It’s quite dangerous and strenuous on your heart to have high blood pressure, but taking medication for hypertension is also not ideal. Controlling and reducing high blood pressure requires some lifestyle adjustments such as the following:
1. Control your weight
If you’re overweight, it exacerbates the effects of hypertension. Losing as little as 5 kg can already reduce hypertension, so speak to your doctor about effective weight management to help lower your blood pressure.
2. Get regular exercise
Fitting in moderate exercise of 30 to 60 minutes per day can have a huge impact on lowering your blood pressure. Consult with your doctor about developing an effective exercise routine – a 20-minute walk followed by 10 minutes of light strength training will have a great effect on hypertension. Avoid irregular bursts of overly strenuous exercises.
3. Eat healthy
Keep sodium to a minimum (and counter it with potassium, such as that in bananas) and make sure you get plenty of fresh fruits and vegetables, along with a diet rich in oats, whole grains, and low-fat dairy.
4. Watch your alcohol consumption
Small amounts of alcohol can actually have a positive effect on your high blood pressure, but if you didn’t drink alcohol before, don’t start when you already have hypertension. Existing drinkers should keep alcohol intake to one drink, three times per week for women, and not more than two drinks for men.
5. Avoid smoke and smoking
Nicotine raises blood pressure, so hypertension is as good a reason as any to stop smoking or avoid being around smokers.

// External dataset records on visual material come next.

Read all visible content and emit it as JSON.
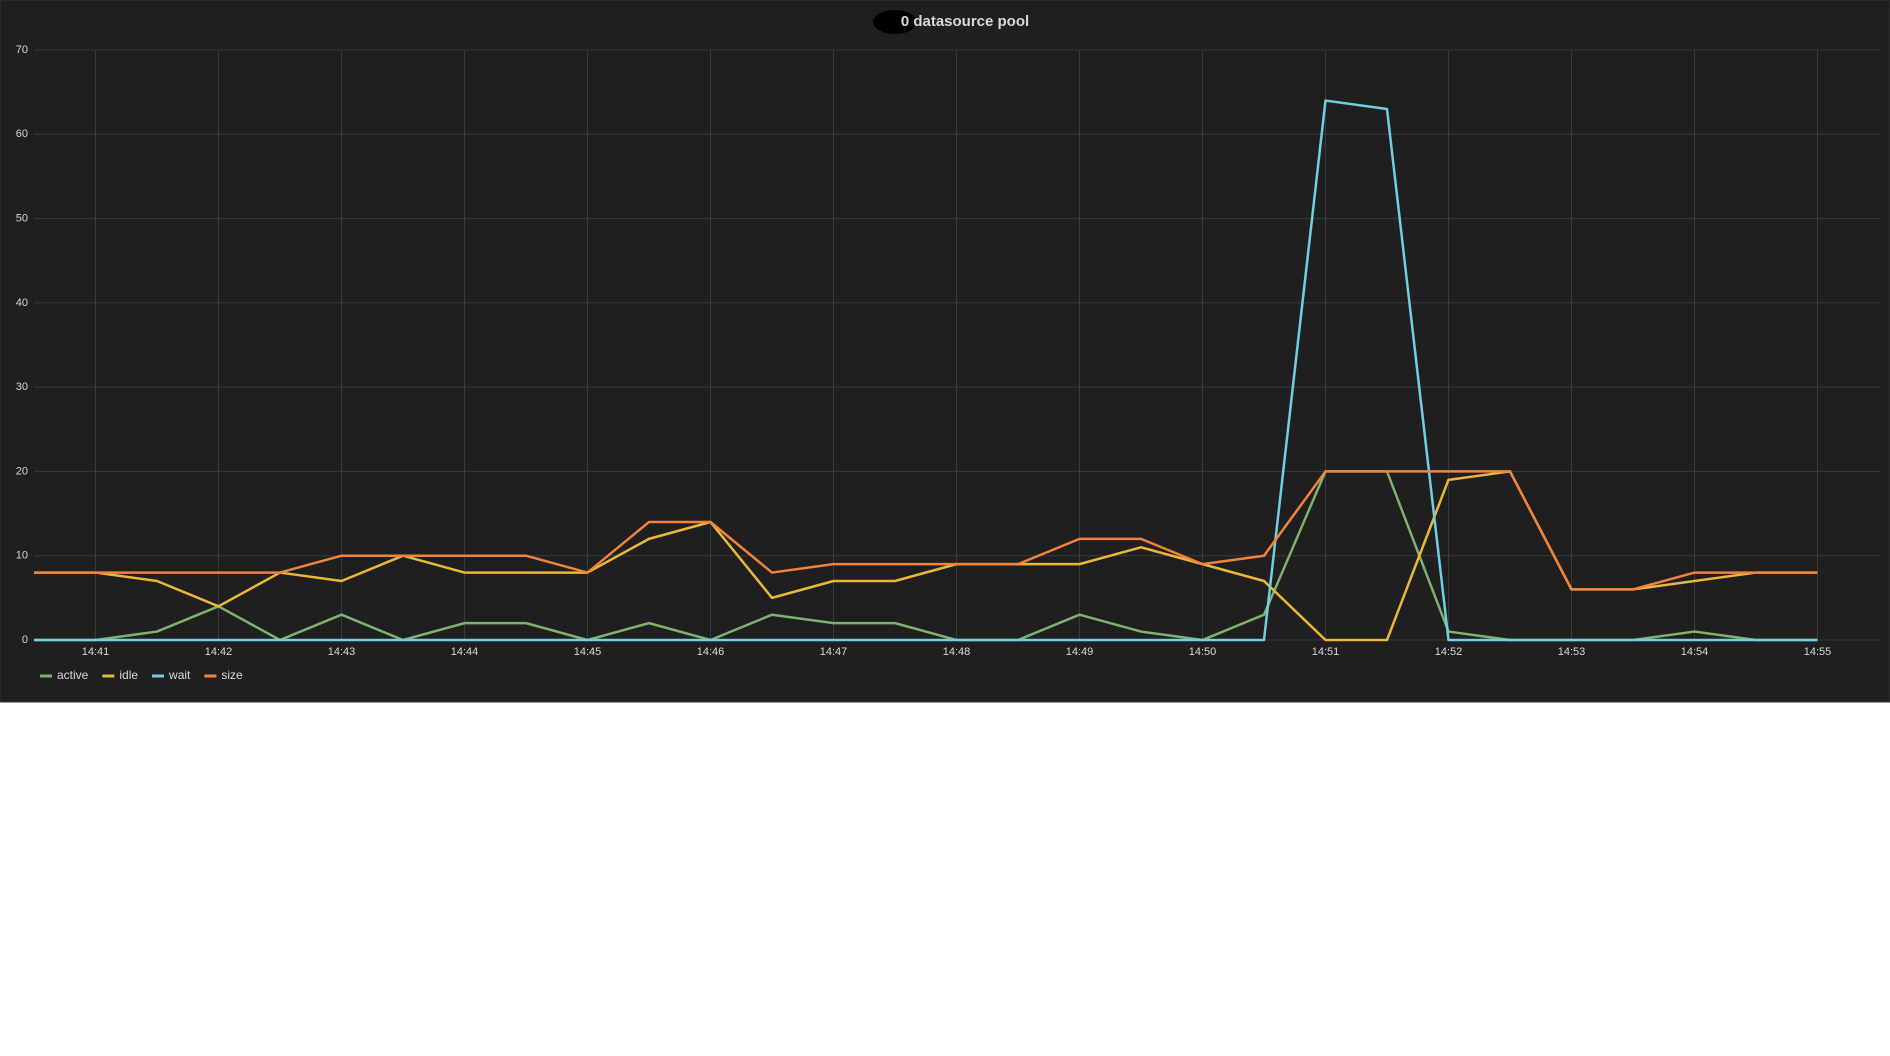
{
  "chart_data": {
    "type": "line",
    "title": "0 datasource pool",
    "categories": [
      null,
      "14:41",
      null,
      "14:42",
      null,
      "14:43",
      null,
      "14:44",
      null,
      "14:45",
      null,
      "14:46",
      null,
      "14:47",
      null,
      "14:48",
      null,
      "14:49",
      null,
      "14:50",
      null,
      "14:51",
      null,
      "14:52",
      null,
      "14:53",
      null,
      "14:54",
      null,
      "14:55"
    ],
    "series": [
      {
        "name": "active",
        "color": "#7eb26d",
        "values": [
          0,
          0,
          1,
          4,
          0,
          3,
          0,
          2,
          2,
          0,
          2,
          0,
          3,
          2,
          2,
          0,
          0,
          3,
          1,
          0,
          3,
          20,
          20,
          1,
          0,
          0,
          0,
          1,
          0,
          0
        ]
      },
      {
        "name": "idle",
        "color": "#eab839",
        "values": [
          8,
          8,
          7,
          4,
          8,
          7,
          10,
          8,
          8,
          8,
          12,
          14,
          5,
          7,
          7,
          9,
          9,
          9,
          11,
          9,
          7,
          0,
          0,
          19,
          20,
          6,
          6,
          7,
          8,
          8
        ]
      },
      {
        "name": "wait",
        "color": "#6ed0e0",
        "values": [
          0,
          0,
          0,
          0,
          0,
          0,
          0,
          0,
          0,
          0,
          0,
          0,
          0,
          0,
          0,
          0,
          0,
          0,
          0,
          0,
          0,
          64,
          63,
          0,
          0,
          0,
          0,
          0,
          0,
          0
        ]
      },
      {
        "name": "size",
        "color": "#ef843c",
        "values": [
          8,
          8,
          8,
          8,
          8,
          10,
          10,
          10,
          10,
          8,
          14,
          14,
          8,
          9,
          9,
          9,
          9,
          12,
          12,
          9,
          10,
          20,
          20,
          20,
          20,
          6,
          6,
          8,
          8,
          8
        ]
      }
    ],
    "ylim": [
      0,
      70
    ],
    "yticks": [
      0,
      10,
      20,
      30,
      40,
      50,
      60,
      70
    ],
    "grid": true,
    "legend": "bottom-left"
  }
}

6. Avoid caffeine and stress
Caffeine doesn’t affect all hypertension sufferers, so to see if it affects you, check your blood pressure within half an hour after your last cup of coffee. If your blood pressure has risen five to 10 points, you are sensitive to the effects of caffeine and it’s best to reduce your intake to as little caffeine as possible – if any.
Stress can negatively impact hypertension. Either find a way to reduce your stress, or find a way to better manage the effects of stress. Breathing exercises and meditation, or yoga and massage are great de-stressors, but don’t be afraid of seeking professional help if the self-help route isn’t as effective you’d hoped it would be.